Tuesday gave us the opportunity to meet with three different organizations that are connected to human rights advocacy: Global Giving, the EPA Office of Environmental Justice & External Civil Rights, and the White House Environmental Justice Council.

Global Giving gave us an inside look at the intricate and often-complicated paths of funding behind humanitarian support around the world. This organization, founded in 2002, is a complex operation that prioritizes channeling financial support from donors to small, on-the-ground, non-profit organizations that are led by members of the very same communities that are most impacted by human rights issues whether it be natural disaster, war and persecution, political unrest, displacement, famine, gender violence, or any other impactful global situations impacting access to resources that grant any given community access to basic human rights as outlined in the UN Universal Declaration of Human Rights. Their philosophy to empower local, community-based leaders is founded in the philosophy that community-led efforts are agile, connected, flexible, and most importantly: they know what the true needs of their community are. Special thanks to our hosts at Global Giving, Jenny and Caroline, for spending so much time with us answering questions. A particular highlight of this visit was watching a clip from John Oliver’s Last Week Tonight that highlighted Global Giving’s participation in a fundraising effort to support efforts in Belarus to fight for democracy.
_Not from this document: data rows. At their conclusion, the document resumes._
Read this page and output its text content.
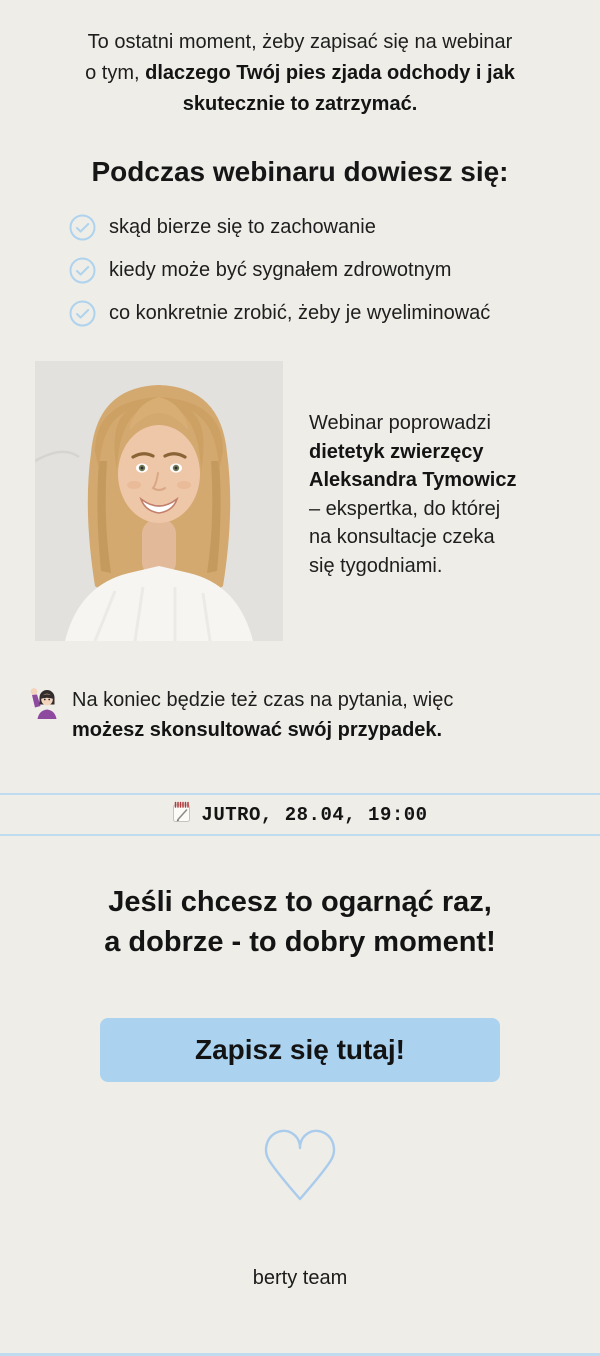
To ostatni moment, żeby zapisać się na webinar
o tym, dlaczego Twój pies zjada odchody i jak
skutecznie to zatrzymać.

Podczas webinaru dowiesz się:
skąd bierze się to zachowanie
kiedy może być sygnałem zdrowotnym
co konkretnie zrobić, żeby je wyeliminować
Webinar poprowadzi
dietetyk zwierzęcy
Aleksandra Tymowicz
– ekspertka, do której
na konsultacje czeka
się tygodniami.

Na koniec będzie też czas na pytania, więc
możesz skonsultować swój przypadek.

JUTRO, 28.04, 19:00
Jeśli chcesz to ogarnąć raz,
a dobrze - to dobry moment!
Zapisz się tutaj!

berty team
In our afternoon visits to the EPA OEJECR and the White House EJC, we were able to hear about how these two organizations are placing human rights at the center of science-based environmental work. We heard about the connection between the higher likelihood for marginalized communities to be in closer contact with higher levels of toxins, pollution, and industrial waste, and how communities with higher financial resources are more likely to have the ability to access legal support and political power to keep these kinds of hazards away from their homes and businesses. It was uplifting to hear about the work being done by these organizations to hold other governmental agencies accountable for actions that could potentially have a marginalizing and harmful impact on already-historically-discriminated communities.

While the information we are exploring can be heavy, the flip side is hearing about the amazing work being done to combat injustice and uplift human rights for all; regardless of who they are, where they are born, what they look like, how much access to financial resources they have. Every human deserves basic human rights, and we are all feeling uplifted by the good work of these and many other organizations!